モヤモヤを抱えながらも面白い場所にきたんだと自分の格好よりもグラフィティを見よう!(気を紛らわせる)
さらに細い路地を歩いていくと様々なストリートアートに出会った。
とにかくそこら中に落書きやアートがあり、歴史的な街でありながら、こんなグラフィティを許す住民の寛容さ、懐の広さに感動した。
別のある日は町の外れの方まで歩いてマーケットの近くに到着した。
平日だというのに、アート作品やリサイクル品などが置いてあり、日曜に行われる蚤の市のようだった。
これでものが売れて生活ができるのだろうか・・・。いや、趣味でやってるんだろう。
これじゃ生活できない、きっとそうだ。
今度は海の方へと歩いていくと、4車線の道路の中央分離帯に楽器隊がいた。
なんだ?と思ってみているとやはり、これもラテン系のジャズミュージックというのだろうか。
日本の街中ではまず聞かない音楽を演奏していた。
彼らは車の信号が赤になると車線に躍り出て、車の運転手のところにチップをもらいにいく。
チャンスは一瞬しか無いのでおそらく大した金額はもらえないはずだが、本当に楽しそうにこれを繰り返していた。
その後、チリで初めて使われるようになった路面電車に乗ってみた。
聞けば南米で二番目に古く、且つ庶民の足として活躍している中では一番古いものなのだとか。
確かに年季が入ったおもちゃみたいな電車だった。
夜はどうなっているのかと出かけた。
あれだけ洒落た人たちがいるんだ。
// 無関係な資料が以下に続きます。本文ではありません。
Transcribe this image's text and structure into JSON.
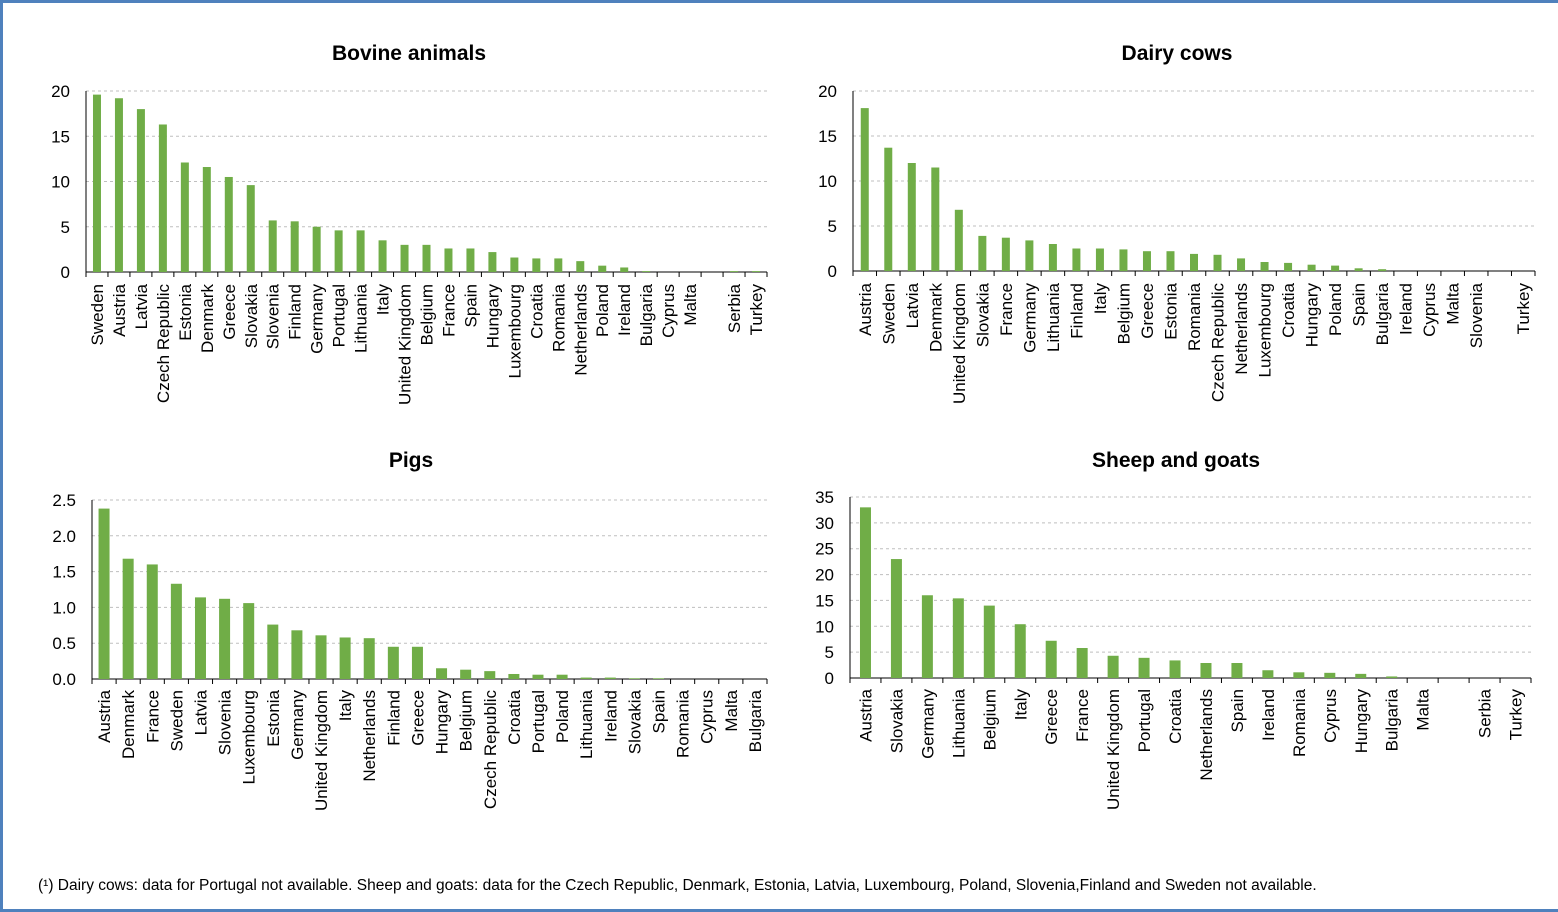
{
  "footnote": "(¹) Dairy cows: data for Portugal not available. Sheep and goats: data for the Czech Republic, Denmark, Estonia, Latvia, Luxembourg, Poland, Slovenia,Finland and Sweden not available.",
  "colors": {
    "bar": "#70ad47",
    "frame": "#4f81bd"
  },
  "chart_data": [
    {
      "type": "bar",
      "title": "Bovine animals",
      "categories": [
        "Sweden",
        "Austria",
        "Latvia",
        "Czech Republic",
        "Estonia",
        "Denmark",
        "Greece",
        "Slovakia",
        "Slovenia",
        "Finland",
        "Germany",
        "Portugal",
        "Lithuania",
        "Italy",
        "United Kingdom",
        "Belgium",
        "France",
        "Spain",
        "Hungary",
        "Luxembourg",
        "Croatia",
        "Romania",
        "Netherlands",
        "Poland",
        "Ireland",
        "Bulgaria",
        "Cyprus",
        "Malta",
        "",
        "Serbia",
        "Turkey"
      ],
      "values": [
        19.6,
        19.2,
        18.0,
        16.3,
        12.1,
        11.6,
        10.5,
        9.6,
        5.7,
        5.6,
        5.0,
        4.6,
        4.6,
        3.5,
        3.0,
        3.0,
        2.6,
        2.6,
        2.2,
        1.6,
        1.5,
        1.5,
        1.2,
        0.7,
        0.5,
        0.1,
        0,
        0,
        0,
        0.1,
        0.1
      ],
      "yticks": [
        0,
        5,
        10,
        15,
        20
      ],
      "ylim": [
        0,
        20
      ],
      "grid": true
    },
    {
      "type": "bar",
      "title": "Dairy cows",
      "categories": [
        "Austria",
        "Sweden",
        "Latvia",
        "Denmark",
        "United Kingdom",
        "Slovakia",
        "France",
        "Germany",
        "Lithuania",
        "Finland",
        "Italy",
        "Belgium",
        "Greece",
        "Estonia",
        "Romania",
        "Czech Republic",
        "Netherlands",
        "Luxembourg",
        "Croatia",
        "Hungary",
        "Poland",
        "Spain",
        "Bulgaria",
        "Ireland",
        "Cyprus",
        "Malta",
        "Slovenia",
        "",
        "Turkey"
      ],
      "values": [
        18.1,
        13.7,
        12.0,
        11.5,
        6.8,
        3.9,
        3.7,
        3.4,
        3.0,
        2.5,
        2.5,
        2.4,
        2.2,
        2.2,
        1.9,
        1.8,
        1.4,
        1.0,
        0.9,
        0.7,
        0.6,
        0.3,
        0.2,
        0,
        0,
        0,
        0,
        0,
        0
      ],
      "yticks": [
        0,
        5,
        10,
        15,
        20
      ],
      "ylim": [
        0,
        20
      ],
      "grid": true
    },
    {
      "type": "bar",
      "title": "Pigs",
      "categories": [
        "Austria",
        "Denmark",
        "France",
        "Sweden",
        "Latvia",
        "Slovenia",
        "Luxembourg",
        "Estonia",
        "Germany",
        "United Kingdom",
        "Italy",
        "Netherlands",
        "Finland",
        "Greece",
        "Hungary",
        "Belgium",
        "Czech Republic",
        "Croatia",
        "Portugal",
        "Poland",
        "Lithuania",
        "Ireland",
        "Slovakia",
        "Spain",
        "Romania",
        "Cyprus",
        "Malta",
        "Bulgaria"
      ],
      "values": [
        2.38,
        1.68,
        1.6,
        1.33,
        1.14,
        1.12,
        1.06,
        0.76,
        0.68,
        0.61,
        0.58,
        0.57,
        0.45,
        0.45,
        0.15,
        0.13,
        0.11,
        0.07,
        0.06,
        0.06,
        0.02,
        0.02,
        0.01,
        0.01,
        0,
        0,
        0,
        0
      ],
      "yticks": [
        "0.0",
        "0.5",
        "1.0",
        "1.5",
        "2.0",
        "2.5"
      ],
      "ylim": [
        0,
        2.5
      ],
      "grid": true
    },
    {
      "type": "bar",
      "title": "Sheep and goats",
      "categories": [
        "Austria",
        "Slovakia",
        "Germany",
        "Lithuania",
        "Belgium",
        "Italy",
        "Greece",
        "France",
        "United Kingdom",
        "Portugal",
        "Croatia",
        "Netherlands",
        "Spain",
        "Ireland",
        "Romania",
        "Cyprus",
        "Hungary",
        "Bulgaria",
        "Malta",
        "",
        "Serbia",
        "Turkey"
      ],
      "values": [
        33,
        23,
        16,
        15.4,
        14,
        10.4,
        7.2,
        5.8,
        4.3,
        3.9,
        3.4,
        2.9,
        2.9,
        1.5,
        1.1,
        1.0,
        0.8,
        0.3,
        0,
        0,
        0,
        0
      ],
      "yticks": [
        0,
        5,
        10,
        15,
        20,
        25,
        30,
        35
      ],
      "ylim": [
        0,
        35
      ],
      "grid": true
    }
  ]
}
夜もきっと面白いに違いない。
ホステルで教えてもらったバーの通りへと歩く。
バーの通りに着いて一周回ってみるものの、薄っぺらいよく耳にする音楽が流れている程度で大して面白い場所が見つからない。
仕方がないのでさらに先へと歩く。
すると、路上で絵を描く人に出会った。
一枚の写真を置いてそこにチョークで絵をかいている。
なかなかいい感じ。
彼に話しかけると、撮ってくれと笑ってくれた。
さらに彼が何か言いたげにしているのでそれを聞いていると、彼が小さな小包を出した。
パッとみると、乾燥した植物と白い粉。
大麻と薬物だ。
なんと、身近なものなんだろう。
そういえばバルパライソで面白かったのは道端や公園を歩いていれば必ず大麻の匂いがしたことだ。
簡単に手に入るらしい。
それに売買は認められていないものの、所持は認められているらしく種子を販売しているのを何度も目にした。
これは危険と判断しその場を早めに去ることにした。
それにしても突如こうやって歩道の真ん中に絵を描き始めたり道端で音楽をやったりと、活動の自由さには驚かされた。
イノベーションを起こさなければいけない時っていうのは大体が変化が訪れず凝り固まった状態になっている。
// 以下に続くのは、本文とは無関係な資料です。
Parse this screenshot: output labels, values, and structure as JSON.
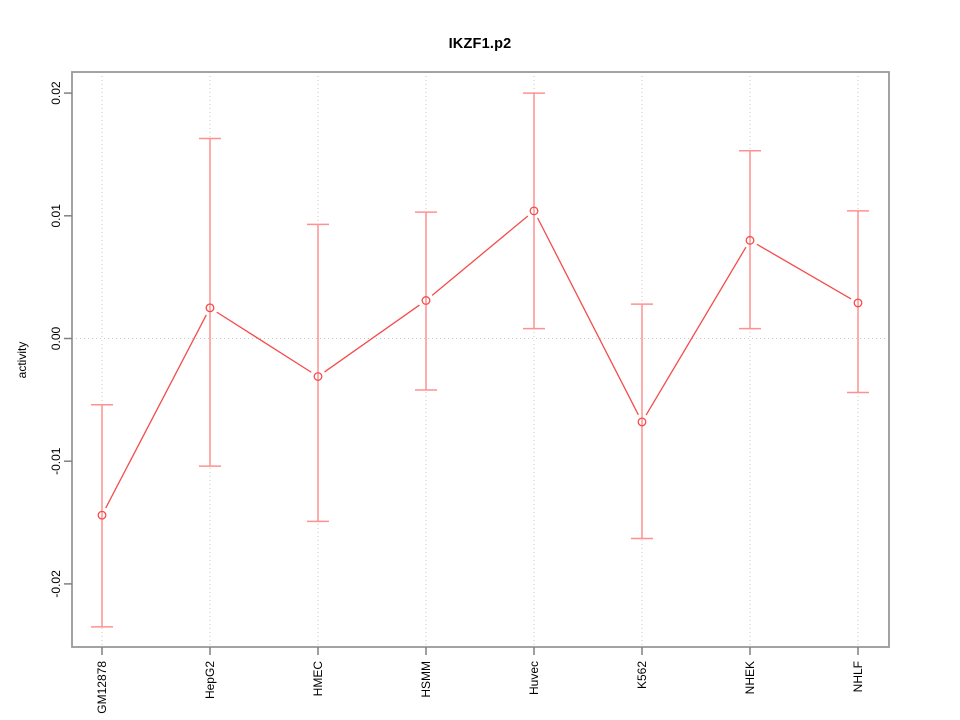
{
  "page": {
    "background_color": "#ffffff"
  },
  "chart_data": {
    "type": "line",
    "title": "IKZF1.p2",
    "ylabel": "activity",
    "xlabel": "",
    "categories": [
      "GM12878",
      "HepG2",
      "HMEC",
      "HSMM",
      "Huvec",
      "K562",
      "NHEK",
      "NHLF"
    ],
    "series": [
      {
        "name": "activity",
        "values": [
          -0.0144,
          0.0025,
          -0.0031,
          0.0031,
          0.0104,
          -0.0068,
          0.008,
          0.0029
        ],
        "upper": [
          -0.0054,
          0.0163,
          0.0093,
          0.0103,
          0.02,
          0.0028,
          0.0153,
          0.0104
        ],
        "lower": [
          -0.0235,
          -0.0104,
          -0.0149,
          -0.0042,
          0.0008,
          -0.0163,
          0.0008,
          -0.0044
        ]
      }
    ],
    "y_tick_labels": [
      "0.02",
      "0.01",
      "0.00",
      "-0.01",
      "-0.02"
    ],
    "y_tick_values": [
      0.02,
      0.01,
      0.0,
      -0.01,
      -0.02
    ],
    "ylim": [
      -0.0252,
      0.0217
    ],
    "grid": {
      "horizontal_zero_line": true,
      "vertical_category_lines": true,
      "style": "dotted"
    },
    "legend": "none",
    "marker": "open-circle",
    "colors": {
      "line": "#f44c4c",
      "error_bar": "#ff9090",
      "marker": "#f44c4c",
      "frame": "#999999",
      "tick": "#808080",
      "tick_label": "#000000",
      "grid": "#c9c9c9",
      "title": "#000000"
    }
  }
}
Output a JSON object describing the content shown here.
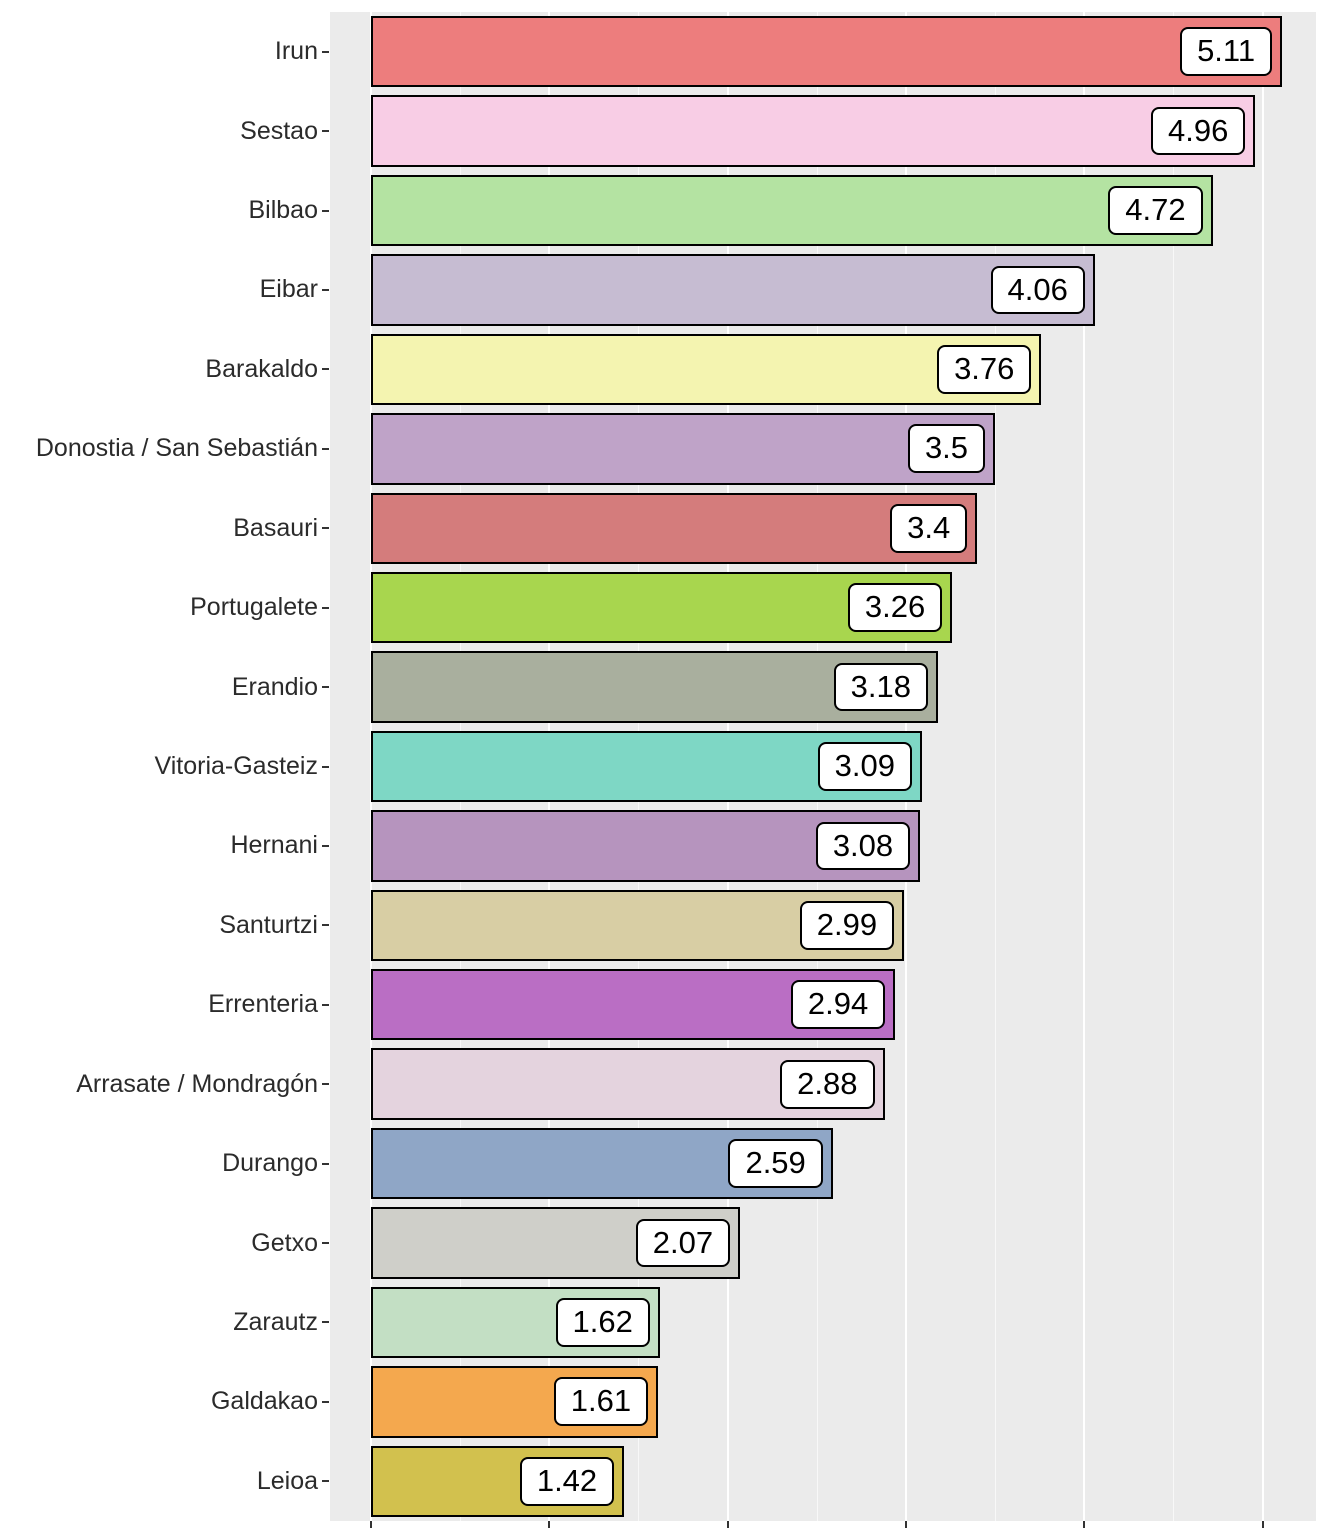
{
  "chart_data": {
    "type": "bar",
    "orientation": "horizontal",
    "title": "",
    "xlabel": "",
    "ylabel": "",
    "legend": "none",
    "grid": true,
    "panel_background": "#EBEBEB",
    "gridline_color": "#FFFFFF",
    "bar_border_color": "#000000",
    "label_box_background": "#FFFFFF",
    "label_box_border": "#000000",
    "xlim": [
      0,
      5.3
    ],
    "x_major_gridlines": [
      0,
      1,
      2,
      3,
      4,
      5
    ],
    "x_minor_gridlines": [
      0.5,
      1.5,
      2.5,
      3.5,
      4.5
    ],
    "categories": [
      "Irun",
      "Sestao",
      "Bilbao",
      "Eibar",
      "Barakaldo",
      "Donostia / San Sebastián",
      "Basauri",
      "Portugalete",
      "Erandio",
      "Vitoria-Gasteiz",
      "Hernani",
      "Santurtzi",
      "Errenteria",
      "Arrasate / Mondragón",
      "Durango",
      "Getxo",
      "Zarautz",
      "Galdakao",
      "Leioa"
    ],
    "values": [
      5.11,
      4.96,
      4.72,
      4.06,
      3.76,
      3.5,
      3.4,
      3.26,
      3.18,
      3.09,
      3.08,
      2.99,
      2.94,
      2.88,
      2.59,
      2.07,
      1.62,
      1.61,
      1.42
    ],
    "value_labels": [
      "5.11",
      "4.96",
      "4.72",
      "4.06",
      "3.76",
      "3.5",
      "3.4",
      "3.26",
      "3.18",
      "3.09",
      "3.08",
      "2.99",
      "2.94",
      "2.88",
      "2.59",
      "2.07",
      "1.62",
      "1.61",
      "1.42"
    ],
    "bar_colors": [
      "#ED7D7D",
      "#F8CDE5",
      "#B4E3A2",
      "#C6BCD2",
      "#F4F4B0",
      "#BFA3C8",
      "#D47C7C",
      "#A8D64E",
      "#A9AF9E",
      "#7ED7C5",
      "#B694BE",
      "#D8CEA4",
      "#BA6EC4",
      "#E4D3DE",
      "#8FA6C6",
      "#CFCFC9",
      "#C3DFC4",
      "#F4A84E",
      "#D2C14E"
    ]
  }
}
ルール・規則は必要だけれど、日本のように大小様々な決まりごとで固めるということは何かダイナミックなことに挑戦するをしにくくする環境つくりだよね、と二人で頷く・・・。
(スケボー禁止、ボール遊び禁止、12時に以降にダンスさせたら違法、などなど・・・色々ある)
そういう意味でこのバルパライソという街は柔軟で新しいものを受け入れ、新たな価値を見出すパワフルさを感じることができた。
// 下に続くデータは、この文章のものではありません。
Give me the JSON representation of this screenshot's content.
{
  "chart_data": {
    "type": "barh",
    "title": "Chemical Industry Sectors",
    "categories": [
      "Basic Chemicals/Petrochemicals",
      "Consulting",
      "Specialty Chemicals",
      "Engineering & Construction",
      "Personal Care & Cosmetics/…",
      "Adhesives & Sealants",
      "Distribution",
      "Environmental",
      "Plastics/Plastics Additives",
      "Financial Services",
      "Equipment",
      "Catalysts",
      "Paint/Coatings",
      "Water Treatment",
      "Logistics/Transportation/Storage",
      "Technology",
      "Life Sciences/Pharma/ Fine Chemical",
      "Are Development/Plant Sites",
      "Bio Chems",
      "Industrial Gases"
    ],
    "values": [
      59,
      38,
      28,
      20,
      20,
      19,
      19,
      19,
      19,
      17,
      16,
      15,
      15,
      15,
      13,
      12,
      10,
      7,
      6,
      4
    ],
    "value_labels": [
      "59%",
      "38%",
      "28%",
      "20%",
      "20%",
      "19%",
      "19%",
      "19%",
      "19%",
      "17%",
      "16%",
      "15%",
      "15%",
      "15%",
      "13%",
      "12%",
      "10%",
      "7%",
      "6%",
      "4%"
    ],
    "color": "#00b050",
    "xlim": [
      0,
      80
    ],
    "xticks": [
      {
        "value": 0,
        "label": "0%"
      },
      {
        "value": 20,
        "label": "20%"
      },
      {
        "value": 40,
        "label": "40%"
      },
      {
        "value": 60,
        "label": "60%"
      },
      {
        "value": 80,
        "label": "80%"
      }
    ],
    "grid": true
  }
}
この場所には3泊ステイしたが、ほぼ毎日このアート溢れる場所に足を運んだ。
バルパライソは階段を登っていけば行くほど、危険と言われているらしいが、そんな瞬間にも出くわさず安全だった。
ここが「天国の谷」と言われるのは、きっと漁業で食に困らないこともあるかもしれないけれど、美しいカラフルな家々、アート、音楽が溢れていることにあるんじゃ無いだろうか。
そして、ひょっとするとこの国では合法の大麻が自然な雰囲気で定着していることも一つの理由に入るのかも、しれない・・・。